How do you simplify and find the restrictions for (x^2+3x-18)/(x^2-36)?

Nov 16, 2017

The restricted values of $x$ are: ${x}_{1} = 6$ and ${x}_{2} = - 6$.

Explanation:

There is no simplification possible.

To find the restrictions you have to see for what values of $x$ there's no solution.
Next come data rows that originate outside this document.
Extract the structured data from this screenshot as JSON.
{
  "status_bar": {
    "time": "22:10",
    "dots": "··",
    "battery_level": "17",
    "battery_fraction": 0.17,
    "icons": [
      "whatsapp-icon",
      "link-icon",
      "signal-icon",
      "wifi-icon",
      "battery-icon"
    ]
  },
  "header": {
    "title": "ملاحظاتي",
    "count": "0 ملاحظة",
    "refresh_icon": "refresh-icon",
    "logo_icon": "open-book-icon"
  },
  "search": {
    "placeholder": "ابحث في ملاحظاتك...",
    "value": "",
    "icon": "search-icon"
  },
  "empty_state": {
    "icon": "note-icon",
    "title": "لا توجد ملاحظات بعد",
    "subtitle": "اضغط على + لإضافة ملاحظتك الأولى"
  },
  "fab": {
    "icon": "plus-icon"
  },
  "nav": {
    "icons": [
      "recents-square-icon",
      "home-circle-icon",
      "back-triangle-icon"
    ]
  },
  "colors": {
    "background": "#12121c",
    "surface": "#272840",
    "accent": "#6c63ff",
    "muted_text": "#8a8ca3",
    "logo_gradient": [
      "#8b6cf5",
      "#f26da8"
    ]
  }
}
That would be when the denominatior is $0$.

So you get,
${x}^{2} - 36 = 0$

you isolate $x$,
${x}^{2} = 36$

and you do the square root in both sides,
$x = \pm \sqrt{36} = \pm 6$

so these are the restricted values on x:
${x}_{1} = 6$
${x}_{2} = - 6$

Nov 16, 2017

$f \left(x\right) =$$\frac{{x}^{2} + 3 x - 18}{{x}^{2} - 36} = \frac{\left(x - 3\right) \left(x + 6\right)}{\left(x - 6\right) \left(x + 6\right)} = \frac{x - 3}{x - 6}$

( $f \left(x\right) = 0$$\iff$$x = 3$

• x≠6 and x≠-6
$D f = \left(- \infty , - 6\right) U \left(- 6 , 6\right) U \left(6 , + \infty\right)$
$D f = R - \left\{- 6 , 6\right\}$ )
Nov 16, 2017

$\frac{{x}^{2} + 3 x - 18}{{x}^{2} - 36}$ simplifies to $\frac{x - 3}{x - 6}$ with the restriction that $x \ne 6$ and $x \ne + 6$

Explanation:

$\frac{{x}^{2} + 3 x - 18}{{x}^{2} - 36}$

$\textcolor{w h i t e}{\text{XXX}} = \frac{\left(x + 6\right) \left(x - 3\right)}{\left(x + 6\right) \left(x - 6\right)}$

$\textcolor{w h i t e}{\text{XXX}}$Note the division is only defined if $x \ne \pm 6$

$\textcolor{w h i t e}{\text{XXX}} = \frac{x - 3}{x - 6}$ provided $\left(x + 6\right) \ne 0$